Input Format prompt Send to API Get response Use output

Every AI tool, from a simple chatbot to a complex agent, follows this loop. The complexity comes from what you add around it.

1

Simple wrapper

Takes input, sends to API with a system prompt, displays response. Example: a customer support chatbot.

2

With context

Add: search your database for relevant info, combine input + context in the prompt. Example: an AI that answers questions about your docs.

3

With tools

Add: API requests tool calls (search, calculate), system executes them, feeds results back. Example: an AI assistant that can actually DO things.

4

With memory

Add: saves important facts to persistent storage, loads relevant memory each session. Example: a personal AI that knows your preferences and history.

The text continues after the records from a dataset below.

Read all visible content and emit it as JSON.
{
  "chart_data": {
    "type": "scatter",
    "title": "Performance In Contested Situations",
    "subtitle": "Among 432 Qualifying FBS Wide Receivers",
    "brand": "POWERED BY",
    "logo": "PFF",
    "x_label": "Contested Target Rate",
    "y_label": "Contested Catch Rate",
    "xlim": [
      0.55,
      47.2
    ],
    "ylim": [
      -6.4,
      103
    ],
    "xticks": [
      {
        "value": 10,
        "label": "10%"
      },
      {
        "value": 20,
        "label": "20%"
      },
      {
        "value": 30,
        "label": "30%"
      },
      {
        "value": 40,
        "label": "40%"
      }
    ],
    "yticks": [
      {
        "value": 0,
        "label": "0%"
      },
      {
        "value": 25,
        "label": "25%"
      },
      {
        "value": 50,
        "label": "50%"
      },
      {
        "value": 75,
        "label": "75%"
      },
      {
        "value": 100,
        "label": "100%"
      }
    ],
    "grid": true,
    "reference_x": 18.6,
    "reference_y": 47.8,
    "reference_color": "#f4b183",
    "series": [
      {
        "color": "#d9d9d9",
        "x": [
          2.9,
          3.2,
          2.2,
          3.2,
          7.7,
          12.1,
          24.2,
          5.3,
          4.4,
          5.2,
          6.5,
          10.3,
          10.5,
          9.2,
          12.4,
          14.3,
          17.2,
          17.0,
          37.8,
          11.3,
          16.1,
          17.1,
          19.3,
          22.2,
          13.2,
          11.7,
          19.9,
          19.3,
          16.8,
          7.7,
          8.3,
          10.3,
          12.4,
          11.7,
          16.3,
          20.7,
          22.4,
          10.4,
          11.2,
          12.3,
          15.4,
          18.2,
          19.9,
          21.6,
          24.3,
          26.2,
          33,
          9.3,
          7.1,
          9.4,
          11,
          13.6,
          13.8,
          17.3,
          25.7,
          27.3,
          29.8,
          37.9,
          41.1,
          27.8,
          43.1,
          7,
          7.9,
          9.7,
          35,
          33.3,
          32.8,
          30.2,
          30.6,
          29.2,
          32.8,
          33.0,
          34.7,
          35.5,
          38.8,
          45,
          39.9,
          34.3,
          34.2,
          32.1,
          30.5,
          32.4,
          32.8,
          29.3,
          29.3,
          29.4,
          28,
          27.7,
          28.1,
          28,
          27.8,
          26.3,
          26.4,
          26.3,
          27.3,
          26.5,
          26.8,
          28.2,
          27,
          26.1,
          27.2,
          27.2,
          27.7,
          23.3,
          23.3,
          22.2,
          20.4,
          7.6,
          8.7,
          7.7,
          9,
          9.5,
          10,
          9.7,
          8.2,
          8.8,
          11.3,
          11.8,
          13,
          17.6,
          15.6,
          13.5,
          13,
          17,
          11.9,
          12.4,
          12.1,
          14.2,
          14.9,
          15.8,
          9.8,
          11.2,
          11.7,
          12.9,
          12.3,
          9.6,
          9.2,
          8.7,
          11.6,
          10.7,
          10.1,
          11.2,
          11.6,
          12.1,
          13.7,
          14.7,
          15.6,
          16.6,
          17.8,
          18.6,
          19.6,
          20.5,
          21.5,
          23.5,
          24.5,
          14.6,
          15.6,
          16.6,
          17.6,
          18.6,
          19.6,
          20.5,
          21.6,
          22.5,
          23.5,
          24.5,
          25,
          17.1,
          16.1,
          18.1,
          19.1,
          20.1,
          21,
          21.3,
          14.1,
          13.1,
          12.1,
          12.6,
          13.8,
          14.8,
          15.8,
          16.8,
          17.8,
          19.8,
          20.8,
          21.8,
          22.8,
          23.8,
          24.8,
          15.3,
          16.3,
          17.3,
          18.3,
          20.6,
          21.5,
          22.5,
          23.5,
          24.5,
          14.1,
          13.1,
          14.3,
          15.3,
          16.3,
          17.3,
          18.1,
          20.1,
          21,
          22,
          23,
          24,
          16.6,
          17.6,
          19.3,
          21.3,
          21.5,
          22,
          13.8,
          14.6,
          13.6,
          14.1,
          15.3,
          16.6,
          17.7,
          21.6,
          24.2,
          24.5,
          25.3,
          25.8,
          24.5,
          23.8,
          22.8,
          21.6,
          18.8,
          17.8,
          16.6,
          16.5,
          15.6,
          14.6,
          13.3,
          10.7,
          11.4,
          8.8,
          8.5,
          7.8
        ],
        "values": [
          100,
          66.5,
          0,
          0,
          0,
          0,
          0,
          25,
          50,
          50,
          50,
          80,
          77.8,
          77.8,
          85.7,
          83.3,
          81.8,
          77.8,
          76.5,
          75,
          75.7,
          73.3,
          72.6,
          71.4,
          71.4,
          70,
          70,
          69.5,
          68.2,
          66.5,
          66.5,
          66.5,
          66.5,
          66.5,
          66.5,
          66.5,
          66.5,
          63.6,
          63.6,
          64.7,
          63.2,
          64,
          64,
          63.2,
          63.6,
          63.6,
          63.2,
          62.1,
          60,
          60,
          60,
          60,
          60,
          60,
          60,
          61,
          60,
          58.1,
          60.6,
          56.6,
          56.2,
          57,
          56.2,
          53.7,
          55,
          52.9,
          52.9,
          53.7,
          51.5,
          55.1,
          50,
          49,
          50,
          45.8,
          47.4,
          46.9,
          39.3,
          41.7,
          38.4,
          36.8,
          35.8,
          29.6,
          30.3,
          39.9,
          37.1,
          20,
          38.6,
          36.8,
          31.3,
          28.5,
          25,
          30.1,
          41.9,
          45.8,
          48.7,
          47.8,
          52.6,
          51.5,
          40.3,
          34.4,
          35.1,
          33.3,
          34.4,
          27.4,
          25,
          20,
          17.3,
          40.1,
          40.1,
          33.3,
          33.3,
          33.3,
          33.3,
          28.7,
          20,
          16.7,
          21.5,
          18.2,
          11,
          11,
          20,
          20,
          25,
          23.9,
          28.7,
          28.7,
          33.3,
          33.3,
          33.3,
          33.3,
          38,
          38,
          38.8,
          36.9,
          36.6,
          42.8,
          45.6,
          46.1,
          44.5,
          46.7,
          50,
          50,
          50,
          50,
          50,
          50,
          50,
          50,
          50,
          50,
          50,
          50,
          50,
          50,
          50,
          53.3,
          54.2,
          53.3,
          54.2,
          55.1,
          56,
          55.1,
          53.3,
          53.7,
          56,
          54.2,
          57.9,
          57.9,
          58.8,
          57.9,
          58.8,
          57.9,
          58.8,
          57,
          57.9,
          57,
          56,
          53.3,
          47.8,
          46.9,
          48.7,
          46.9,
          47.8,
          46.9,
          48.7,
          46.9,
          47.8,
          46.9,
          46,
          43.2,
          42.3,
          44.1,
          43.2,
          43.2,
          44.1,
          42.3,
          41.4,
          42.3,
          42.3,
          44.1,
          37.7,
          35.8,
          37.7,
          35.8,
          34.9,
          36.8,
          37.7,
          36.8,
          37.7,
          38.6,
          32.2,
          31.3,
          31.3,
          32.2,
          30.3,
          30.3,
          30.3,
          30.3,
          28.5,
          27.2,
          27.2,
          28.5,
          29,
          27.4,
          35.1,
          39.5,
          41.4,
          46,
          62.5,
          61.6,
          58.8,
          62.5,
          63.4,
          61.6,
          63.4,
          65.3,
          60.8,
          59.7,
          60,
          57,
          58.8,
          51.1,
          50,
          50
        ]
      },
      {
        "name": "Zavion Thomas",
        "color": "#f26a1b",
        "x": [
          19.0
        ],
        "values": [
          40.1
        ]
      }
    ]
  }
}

You don't need to build the next ChatGPT. You need to build the tool that makes YOUR specific workflow 10x better.
⚡ Try this now
If you have an API key from OpenAI, Anthropic, or OpenRouter, run this in your terminal:
curl https://api.openai.com/v1/chat/completions \
  -H "Authorization: Bearer $YOUR_KEY" \
  -H "Content-Type: application/json" \
  -d '{"model":"gpt-3.5-turbo","messages":[{"role":"user","content":"Hello"}]}'
You just called an AI model from the command line. That curl is every API tool you'll ever build, stripped to its core.
07 — Watch out

What can go wrong at this level

Once you start building, the mistakes shift from "wrong answer" to "broken system." Here are the four that bite builders most often.

1. Picking a provider on hype

You hear "Claude is better than GPT" and switch immediately. It's not that simple. Every provider trades something: speed against quality, price against context window, privacy against features.

How to avoid: Test it yourself. Send the same task to three providers and compare. What's best for someone else may be wrong for your workload.
2. Not tracking costs

You route everything through GPT-4o, including summarization tasks a tiny model could handle. The bill runs 10x higher than it needs to. Worse, you don't even know how many tokens each request burns.

How to avoid: Monitor usage. Use cheap models for simple work (translate, summarize, format) and reserve expensive models for hard reasoning (code review, analysis).
3. Not handling errors

You build an app that calls an AI API. You don't handle rate limits, timeouts, malformed responses, or network failures. The first hiccup and your app crashes for the user.

How to avoid: Always handle the failure paths: try/catch, retry with exponential backoff, timeouts, and a fallback response. AI APIs are unreliable by nature. Plan for it.
4. Hardcoding API keys

You paste an API key straight into code and push it to GitHub. Within seconds, automated bots scan it. Within minutes, someone is burning your key to generate content. Bills can climb into the thousands before you notice.

How to avoid: Always load keys from environment variables. Add .env to your .gitignore. If a key ever leaks, revoke it immediately from the provider dashboard.
08 — What you now know

What you should know after Level 3

You now understand the builder's perspective. Tap each as it clicks:

You have the knowledge to start building. The tools are accessible. The APIs are well-documented. The models are capable. The only thing left is to actually build something.